I upvote your answer since it's clean. But didn't you think that is counter intuitive before? Since in little endian the 32-bit integer has no meaning when read 32-bit all together from either left to right or right to left...?

Once the data is in a register (via lw), we visualize and operate on it as big endian (i.e. a left shift by 1 is a multiply by 2).

The decimal value 123 is "big endian" (one hundred + twenty + three).

Little endian is merely the byte order when we fetch from or store into memory. The hardware will shuffle the bytes as needed.

The advantage of little endian is that it works better for large multiprecision numbers (e.g. libgmp).

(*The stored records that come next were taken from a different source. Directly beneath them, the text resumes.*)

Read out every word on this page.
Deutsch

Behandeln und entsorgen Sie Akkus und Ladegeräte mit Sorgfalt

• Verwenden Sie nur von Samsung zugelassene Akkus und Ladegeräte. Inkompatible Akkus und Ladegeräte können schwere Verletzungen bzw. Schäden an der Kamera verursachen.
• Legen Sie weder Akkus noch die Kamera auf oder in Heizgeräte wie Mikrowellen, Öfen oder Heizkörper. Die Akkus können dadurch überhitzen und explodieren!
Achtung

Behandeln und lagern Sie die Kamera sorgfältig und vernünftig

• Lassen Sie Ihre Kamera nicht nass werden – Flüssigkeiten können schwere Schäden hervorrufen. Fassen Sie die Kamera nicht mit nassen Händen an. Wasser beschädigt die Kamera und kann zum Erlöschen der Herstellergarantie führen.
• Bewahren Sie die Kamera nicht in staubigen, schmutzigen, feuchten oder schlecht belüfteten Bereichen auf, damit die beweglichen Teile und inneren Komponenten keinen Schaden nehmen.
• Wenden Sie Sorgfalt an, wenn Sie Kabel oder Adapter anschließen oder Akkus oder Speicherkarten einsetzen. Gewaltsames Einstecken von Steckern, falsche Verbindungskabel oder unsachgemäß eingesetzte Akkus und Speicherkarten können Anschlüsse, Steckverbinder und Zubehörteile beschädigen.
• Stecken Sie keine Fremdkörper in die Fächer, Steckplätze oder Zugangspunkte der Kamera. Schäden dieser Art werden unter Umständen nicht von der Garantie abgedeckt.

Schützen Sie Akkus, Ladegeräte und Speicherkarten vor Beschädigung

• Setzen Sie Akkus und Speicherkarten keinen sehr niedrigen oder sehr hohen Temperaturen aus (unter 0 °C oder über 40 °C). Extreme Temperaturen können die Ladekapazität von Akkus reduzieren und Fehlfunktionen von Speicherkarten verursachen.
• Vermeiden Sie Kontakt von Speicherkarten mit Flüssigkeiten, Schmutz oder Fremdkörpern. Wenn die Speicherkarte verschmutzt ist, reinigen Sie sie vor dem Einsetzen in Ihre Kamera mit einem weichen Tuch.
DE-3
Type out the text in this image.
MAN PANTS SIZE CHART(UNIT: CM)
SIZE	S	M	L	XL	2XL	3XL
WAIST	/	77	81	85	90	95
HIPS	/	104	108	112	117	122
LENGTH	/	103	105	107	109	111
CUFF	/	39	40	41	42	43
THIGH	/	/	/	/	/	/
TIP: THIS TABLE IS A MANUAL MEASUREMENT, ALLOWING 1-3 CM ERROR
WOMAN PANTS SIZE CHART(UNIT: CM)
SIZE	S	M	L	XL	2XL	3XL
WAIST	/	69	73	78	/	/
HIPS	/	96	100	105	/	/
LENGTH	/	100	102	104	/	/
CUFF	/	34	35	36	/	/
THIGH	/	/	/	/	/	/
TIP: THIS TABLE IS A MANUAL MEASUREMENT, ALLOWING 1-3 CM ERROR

And, when Intel first came out with the 8 bit 8080 processor (with only a single byte memory bus), little endian made things faster. For example, when doing an add, after fetching the LSB at offset 0, it could do the add of the two LSB bytes in parallel with the fetch of MSB at offset 1.

To give an example: 8-bit (unsigned) integer b00100001 is 33(decimal), but with little endian it is stored as b00010010, which is 18(decimal) when read from left to right, and b01001000, which is 64+8=72(decimal) when read from right to left, bit by bit.

While is is possible for a [theoretical] computer architecture to behave as you describe, no modern one [that I'm aware of] does. That's partly because to do it requires more complex circuitry.

However, I once wrote a multiprecision math package that did use little endian bytes and little endian bits within the bytes. But, it was slow. This is sometimes useful for large bit vectors (e.g. 500,000 bits wide)

Or my idea is completely wrong since computer can only see byte as an abstraction of underlying bits.

The endianess of bits in a byte is the same (big endian), regardless of whether the byte is in a register or in a memory cell.

The different endianess only pertains to multibyte integers (e.g. in C, int or short).